Advisory for Iowa Reporters and Editors Friday, January 22, 2010

During his weekly video address, Senator Grassley talks about the need to update and improve the visa issuing procedures.


A transcript of the address is available below.

Grassley Weekly Video Address Visa Security

This week, I participated in a Senate Judiciary Committee hearing about how the Christmas Day terrorist was allowed to get on an airplane headed to Detroit. Senators questioned the director of the FBI and officials of the State Department and also the Department of Homeland Security.

In advance of the hearing, I started asking questions last week about the Visa Security program in U.S. embassies around the world, where foreign citizens are given access to the United States through the receipt of a visa. It turns out that only 14 of more than 220 foreign posts had personnel from the Department of Homeland Security to help State Department officials screen visa applications for security concerns.
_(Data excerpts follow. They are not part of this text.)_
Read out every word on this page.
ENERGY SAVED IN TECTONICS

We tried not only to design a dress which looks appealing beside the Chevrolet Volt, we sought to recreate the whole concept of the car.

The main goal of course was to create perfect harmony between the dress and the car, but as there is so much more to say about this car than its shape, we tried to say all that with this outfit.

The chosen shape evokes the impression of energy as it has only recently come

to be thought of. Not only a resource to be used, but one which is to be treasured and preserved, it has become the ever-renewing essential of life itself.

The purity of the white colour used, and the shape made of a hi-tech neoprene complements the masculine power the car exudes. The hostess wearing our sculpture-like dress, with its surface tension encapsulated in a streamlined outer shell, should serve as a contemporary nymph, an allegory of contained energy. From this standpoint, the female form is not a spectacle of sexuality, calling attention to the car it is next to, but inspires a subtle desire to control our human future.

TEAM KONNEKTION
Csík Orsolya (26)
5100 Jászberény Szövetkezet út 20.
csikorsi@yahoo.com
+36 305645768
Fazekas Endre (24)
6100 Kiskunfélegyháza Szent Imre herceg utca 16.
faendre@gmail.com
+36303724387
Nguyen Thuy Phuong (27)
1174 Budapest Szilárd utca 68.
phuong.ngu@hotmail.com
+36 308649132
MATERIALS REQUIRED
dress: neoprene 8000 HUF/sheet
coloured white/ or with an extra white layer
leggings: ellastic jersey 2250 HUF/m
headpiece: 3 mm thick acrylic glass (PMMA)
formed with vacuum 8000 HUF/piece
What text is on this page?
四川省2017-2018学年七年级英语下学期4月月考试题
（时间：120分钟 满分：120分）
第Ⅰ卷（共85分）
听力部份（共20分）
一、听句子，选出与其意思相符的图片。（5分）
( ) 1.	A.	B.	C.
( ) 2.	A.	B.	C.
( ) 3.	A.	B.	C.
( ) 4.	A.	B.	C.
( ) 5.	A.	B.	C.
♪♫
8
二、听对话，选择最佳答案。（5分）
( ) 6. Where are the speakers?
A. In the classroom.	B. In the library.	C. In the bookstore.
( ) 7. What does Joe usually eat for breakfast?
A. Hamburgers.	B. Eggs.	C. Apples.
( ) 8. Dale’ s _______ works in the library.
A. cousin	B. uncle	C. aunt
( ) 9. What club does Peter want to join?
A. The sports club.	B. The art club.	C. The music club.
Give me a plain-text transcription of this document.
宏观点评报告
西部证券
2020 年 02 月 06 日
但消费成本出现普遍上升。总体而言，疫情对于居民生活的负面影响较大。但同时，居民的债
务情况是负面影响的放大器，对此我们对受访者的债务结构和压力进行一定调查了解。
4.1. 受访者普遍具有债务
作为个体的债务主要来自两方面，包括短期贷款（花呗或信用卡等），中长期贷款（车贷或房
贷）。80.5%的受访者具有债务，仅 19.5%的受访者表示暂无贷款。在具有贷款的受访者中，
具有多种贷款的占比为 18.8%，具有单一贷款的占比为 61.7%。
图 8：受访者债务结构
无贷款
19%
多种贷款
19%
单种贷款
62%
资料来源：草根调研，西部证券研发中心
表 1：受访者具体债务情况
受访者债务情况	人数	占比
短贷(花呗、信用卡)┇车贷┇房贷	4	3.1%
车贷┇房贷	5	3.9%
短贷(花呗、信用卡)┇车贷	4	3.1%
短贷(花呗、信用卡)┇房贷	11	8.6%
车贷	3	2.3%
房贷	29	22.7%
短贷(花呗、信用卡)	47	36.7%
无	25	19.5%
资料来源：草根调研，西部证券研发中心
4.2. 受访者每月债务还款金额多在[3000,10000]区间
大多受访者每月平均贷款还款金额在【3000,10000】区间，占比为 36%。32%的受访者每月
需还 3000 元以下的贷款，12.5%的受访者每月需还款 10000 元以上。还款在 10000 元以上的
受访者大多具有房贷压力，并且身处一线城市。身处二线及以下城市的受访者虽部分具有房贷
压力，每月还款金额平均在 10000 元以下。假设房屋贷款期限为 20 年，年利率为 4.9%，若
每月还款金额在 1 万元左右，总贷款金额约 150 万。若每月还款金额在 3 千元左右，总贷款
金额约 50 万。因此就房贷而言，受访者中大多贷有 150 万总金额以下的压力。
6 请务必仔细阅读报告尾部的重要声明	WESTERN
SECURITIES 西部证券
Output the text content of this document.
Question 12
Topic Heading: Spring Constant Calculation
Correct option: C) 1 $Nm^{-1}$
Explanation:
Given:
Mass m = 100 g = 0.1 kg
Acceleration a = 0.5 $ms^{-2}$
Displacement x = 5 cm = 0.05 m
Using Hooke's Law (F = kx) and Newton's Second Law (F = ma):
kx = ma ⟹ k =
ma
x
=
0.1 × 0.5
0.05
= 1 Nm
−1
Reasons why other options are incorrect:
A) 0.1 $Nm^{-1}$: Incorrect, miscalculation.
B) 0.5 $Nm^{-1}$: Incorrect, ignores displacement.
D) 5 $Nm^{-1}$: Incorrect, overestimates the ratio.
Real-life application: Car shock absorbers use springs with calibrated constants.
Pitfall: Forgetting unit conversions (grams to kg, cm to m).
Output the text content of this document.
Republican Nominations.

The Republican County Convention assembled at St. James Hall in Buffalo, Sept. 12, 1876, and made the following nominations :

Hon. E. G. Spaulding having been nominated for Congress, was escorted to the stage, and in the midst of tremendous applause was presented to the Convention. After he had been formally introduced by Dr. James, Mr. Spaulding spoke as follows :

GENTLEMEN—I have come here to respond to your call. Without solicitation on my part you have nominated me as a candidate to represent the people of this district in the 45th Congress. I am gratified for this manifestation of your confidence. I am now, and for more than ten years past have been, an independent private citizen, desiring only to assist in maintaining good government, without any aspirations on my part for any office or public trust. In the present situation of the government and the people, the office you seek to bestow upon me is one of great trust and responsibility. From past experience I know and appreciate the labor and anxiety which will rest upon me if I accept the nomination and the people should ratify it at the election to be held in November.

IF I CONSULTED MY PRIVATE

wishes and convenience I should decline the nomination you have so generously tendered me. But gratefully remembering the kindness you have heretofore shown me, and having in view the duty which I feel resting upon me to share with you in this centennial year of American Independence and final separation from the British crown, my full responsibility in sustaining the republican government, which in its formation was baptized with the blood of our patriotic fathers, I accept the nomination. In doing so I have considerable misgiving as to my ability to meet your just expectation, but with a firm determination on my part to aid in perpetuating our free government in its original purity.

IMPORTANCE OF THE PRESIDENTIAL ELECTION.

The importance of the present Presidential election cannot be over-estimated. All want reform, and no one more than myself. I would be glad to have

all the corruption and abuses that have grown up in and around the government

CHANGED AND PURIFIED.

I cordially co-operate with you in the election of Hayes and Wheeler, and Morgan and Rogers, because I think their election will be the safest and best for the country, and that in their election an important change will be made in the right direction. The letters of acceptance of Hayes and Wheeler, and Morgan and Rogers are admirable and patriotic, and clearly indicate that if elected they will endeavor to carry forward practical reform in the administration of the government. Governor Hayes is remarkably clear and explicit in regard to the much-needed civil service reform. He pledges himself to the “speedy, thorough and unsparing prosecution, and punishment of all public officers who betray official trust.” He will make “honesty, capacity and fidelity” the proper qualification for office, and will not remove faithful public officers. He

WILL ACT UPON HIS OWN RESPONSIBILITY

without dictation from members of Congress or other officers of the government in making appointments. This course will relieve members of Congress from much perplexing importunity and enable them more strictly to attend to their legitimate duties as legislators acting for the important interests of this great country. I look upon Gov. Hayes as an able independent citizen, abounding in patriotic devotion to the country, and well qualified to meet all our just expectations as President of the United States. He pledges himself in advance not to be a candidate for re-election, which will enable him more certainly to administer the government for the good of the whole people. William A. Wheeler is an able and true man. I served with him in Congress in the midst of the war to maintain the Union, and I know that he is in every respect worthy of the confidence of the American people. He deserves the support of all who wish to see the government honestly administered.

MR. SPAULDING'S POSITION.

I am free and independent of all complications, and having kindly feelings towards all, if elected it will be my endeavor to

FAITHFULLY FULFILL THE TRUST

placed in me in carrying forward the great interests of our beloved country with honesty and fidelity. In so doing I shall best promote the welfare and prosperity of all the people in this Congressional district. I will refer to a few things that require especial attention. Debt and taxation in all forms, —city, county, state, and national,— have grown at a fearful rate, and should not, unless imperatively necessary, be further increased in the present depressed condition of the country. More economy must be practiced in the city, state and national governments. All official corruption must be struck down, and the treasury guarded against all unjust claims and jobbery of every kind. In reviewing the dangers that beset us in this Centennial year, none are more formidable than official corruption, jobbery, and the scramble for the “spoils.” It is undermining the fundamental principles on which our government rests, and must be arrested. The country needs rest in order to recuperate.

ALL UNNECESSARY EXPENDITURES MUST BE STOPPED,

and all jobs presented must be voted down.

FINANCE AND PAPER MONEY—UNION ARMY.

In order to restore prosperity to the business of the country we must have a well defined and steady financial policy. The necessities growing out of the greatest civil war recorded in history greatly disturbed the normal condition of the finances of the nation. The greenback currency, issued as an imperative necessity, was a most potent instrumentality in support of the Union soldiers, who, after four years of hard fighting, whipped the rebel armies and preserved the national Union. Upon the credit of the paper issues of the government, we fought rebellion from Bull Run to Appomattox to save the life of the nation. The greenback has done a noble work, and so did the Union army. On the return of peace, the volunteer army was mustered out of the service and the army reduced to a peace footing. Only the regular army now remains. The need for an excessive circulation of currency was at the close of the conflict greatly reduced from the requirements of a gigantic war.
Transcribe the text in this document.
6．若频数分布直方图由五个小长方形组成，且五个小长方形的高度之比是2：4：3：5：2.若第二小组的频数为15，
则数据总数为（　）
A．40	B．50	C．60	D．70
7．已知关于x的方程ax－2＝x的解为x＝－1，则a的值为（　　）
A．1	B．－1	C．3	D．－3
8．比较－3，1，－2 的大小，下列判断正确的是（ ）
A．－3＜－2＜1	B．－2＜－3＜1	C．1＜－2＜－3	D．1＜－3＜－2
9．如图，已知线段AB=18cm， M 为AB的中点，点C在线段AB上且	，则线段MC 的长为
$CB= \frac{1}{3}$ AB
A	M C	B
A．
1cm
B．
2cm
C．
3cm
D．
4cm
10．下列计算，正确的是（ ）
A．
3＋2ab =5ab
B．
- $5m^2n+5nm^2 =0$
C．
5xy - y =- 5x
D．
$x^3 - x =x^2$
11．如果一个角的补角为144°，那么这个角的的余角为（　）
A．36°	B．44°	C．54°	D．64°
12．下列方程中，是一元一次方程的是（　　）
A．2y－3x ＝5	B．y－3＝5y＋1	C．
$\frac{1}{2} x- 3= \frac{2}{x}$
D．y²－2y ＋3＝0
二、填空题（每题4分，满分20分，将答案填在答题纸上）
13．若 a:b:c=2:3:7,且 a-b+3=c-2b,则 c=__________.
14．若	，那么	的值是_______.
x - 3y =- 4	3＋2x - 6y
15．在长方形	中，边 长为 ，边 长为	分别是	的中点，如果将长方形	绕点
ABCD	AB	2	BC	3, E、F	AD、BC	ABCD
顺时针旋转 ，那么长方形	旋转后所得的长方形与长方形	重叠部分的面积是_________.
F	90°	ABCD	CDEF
Several requests to place the necessary personnel overseas went unanswered for well over a year. For example, the request to place visa security personnel in the U.S. embassy in Yemen had been pending since September of 2008.

The night before the Judiciary Committee hearing, you know, I got word that the Department of Homeland Security had, at last, approved several visa security units and the requests were on their way to the State Department for final approval. It seems pretty obvious that the Homeland Security Department approved these requests because of the exposure brought by my pre-hearing letters of the inquiry and in anticipation of the Judiciary Committee hearing where a lot of questions would be asked. The department's response raises more questions about why there was a delay in doing what was necessary to get visa security units operating all around the world

As efforts continue to strengthen visa issuance procedures in the wake of the attempted Christmas Day bombing, I’ve also introduced legislation to close a big loophole in U.S. visa policy that allows people to stay in the United States after their visas have been revoked. That's because under current law, someone who's had a visa revoked could block their own deportation through our own U.S. court system. Clearly, a change in law is needed so that people who wish to do Americans harm are in fact deported, and our nation’s intelligence then is protected. I’ll work to see this legislation considered and hope to get it passed.